I was just about to reply with the same idea when your mail arrived.
So yes looks totally reasonable to me.
Regards,
Christian.
>
>
> P.
On 11/27/25 09:23, Viresh Kumar wrote:
> On 27-11-25, 09:07, Christian König wrote:
>> On 11/27/25 08:40, Viresh Kumar wrote:
>>> Move several dma-buf function declarations under
>>> CONFIG_DMA_SHARED_BUFFER and provide static inline no-op implementations
>>> for the disabled case to allow the callers to build when the feature is
>>> not compiled in.
>>
>> Good point, but which driver actually needs that?
>
> This broke some WIP stuff [1] which isn't posted upstream yet. That's why I
> didn't mention anything in the commit log, though I could have added a comment
> about that in the non-commit-log part.
Well then better send that out with the full patch set.

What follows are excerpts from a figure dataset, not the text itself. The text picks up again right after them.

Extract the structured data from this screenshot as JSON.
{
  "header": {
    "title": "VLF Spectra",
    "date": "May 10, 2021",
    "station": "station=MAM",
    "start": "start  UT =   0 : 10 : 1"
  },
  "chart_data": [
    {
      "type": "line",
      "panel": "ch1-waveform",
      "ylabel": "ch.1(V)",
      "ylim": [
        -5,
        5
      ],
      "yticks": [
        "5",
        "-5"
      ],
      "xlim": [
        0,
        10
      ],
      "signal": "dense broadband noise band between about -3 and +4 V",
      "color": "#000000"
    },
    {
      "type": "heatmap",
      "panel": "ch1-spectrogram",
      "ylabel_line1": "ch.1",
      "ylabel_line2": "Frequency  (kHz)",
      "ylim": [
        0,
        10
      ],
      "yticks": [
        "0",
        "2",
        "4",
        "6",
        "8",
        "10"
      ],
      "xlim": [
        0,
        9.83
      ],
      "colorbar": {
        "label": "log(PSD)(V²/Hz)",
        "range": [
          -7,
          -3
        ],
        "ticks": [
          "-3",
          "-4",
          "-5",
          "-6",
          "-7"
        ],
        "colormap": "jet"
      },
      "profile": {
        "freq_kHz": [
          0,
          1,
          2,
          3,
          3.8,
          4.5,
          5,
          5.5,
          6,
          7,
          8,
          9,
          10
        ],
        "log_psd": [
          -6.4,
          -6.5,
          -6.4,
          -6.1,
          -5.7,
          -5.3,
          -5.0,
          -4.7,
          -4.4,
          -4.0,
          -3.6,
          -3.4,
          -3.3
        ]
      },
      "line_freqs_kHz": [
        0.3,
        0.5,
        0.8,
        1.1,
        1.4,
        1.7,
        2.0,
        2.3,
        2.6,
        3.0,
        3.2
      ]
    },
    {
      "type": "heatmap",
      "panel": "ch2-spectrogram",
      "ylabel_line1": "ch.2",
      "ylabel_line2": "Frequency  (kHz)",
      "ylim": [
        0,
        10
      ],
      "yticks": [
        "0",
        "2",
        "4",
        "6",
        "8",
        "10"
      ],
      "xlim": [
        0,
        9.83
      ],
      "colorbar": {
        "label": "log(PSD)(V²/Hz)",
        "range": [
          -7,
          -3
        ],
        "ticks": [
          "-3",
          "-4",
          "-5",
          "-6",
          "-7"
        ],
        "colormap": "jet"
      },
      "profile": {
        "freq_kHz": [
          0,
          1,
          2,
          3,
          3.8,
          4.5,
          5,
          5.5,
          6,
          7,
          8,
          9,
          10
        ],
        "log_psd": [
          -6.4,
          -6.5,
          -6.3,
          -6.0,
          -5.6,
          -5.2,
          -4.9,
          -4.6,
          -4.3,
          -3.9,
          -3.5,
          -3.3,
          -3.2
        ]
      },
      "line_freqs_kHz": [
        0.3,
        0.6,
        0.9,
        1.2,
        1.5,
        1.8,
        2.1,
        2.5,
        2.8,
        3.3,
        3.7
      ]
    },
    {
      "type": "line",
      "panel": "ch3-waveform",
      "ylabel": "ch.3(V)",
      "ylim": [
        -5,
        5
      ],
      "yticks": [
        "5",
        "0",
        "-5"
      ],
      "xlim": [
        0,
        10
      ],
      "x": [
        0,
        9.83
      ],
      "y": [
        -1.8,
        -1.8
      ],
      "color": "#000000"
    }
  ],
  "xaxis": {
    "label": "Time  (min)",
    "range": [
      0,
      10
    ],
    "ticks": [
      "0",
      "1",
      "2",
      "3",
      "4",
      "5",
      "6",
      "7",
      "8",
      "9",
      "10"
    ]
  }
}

>> In other words there should be a concrete example of what breaks in the commit message.
>
> There is time for those changes to be posted and not sure if they will be
> accepted or not. But either way, this change made sense in general and so I
> thought there is nothing wrong to get this upstream right away.
Yeah when it is unused intermediately then that is usually a no-go even if I agree that it makes sense.
>>> +static inline struct dma_buf *dma_buf_get(int fd)
>>> +{
>>> + return NULL;
>>
>> And here ERR_PTR(-EINVAL).
>
> I am not really sure if this should be EINVAL in this case. EOPNOTSUPP still
> makes sense as the API isn't supported.
When the API isn't compiled in the fd can't be valid (because you can't create a dma_buf object in the first place).
So returning -EINVAL still makes a lot of sense.
Regards,
Christian.
>
>>> +static inline struct dma_buf *dma_buf_iter_begin(void)
>>> +{
>>> + return NULL;
>>> +}
>>> +
>>> +static inline struct dma_buf *dma_buf_iter_next(struct dma_buf *dmbuf)
>>> +{
>>> + return NULL;
>>> +}
>>
>> Those two are only for BPF and not driver use.
>
> Will drop them.
>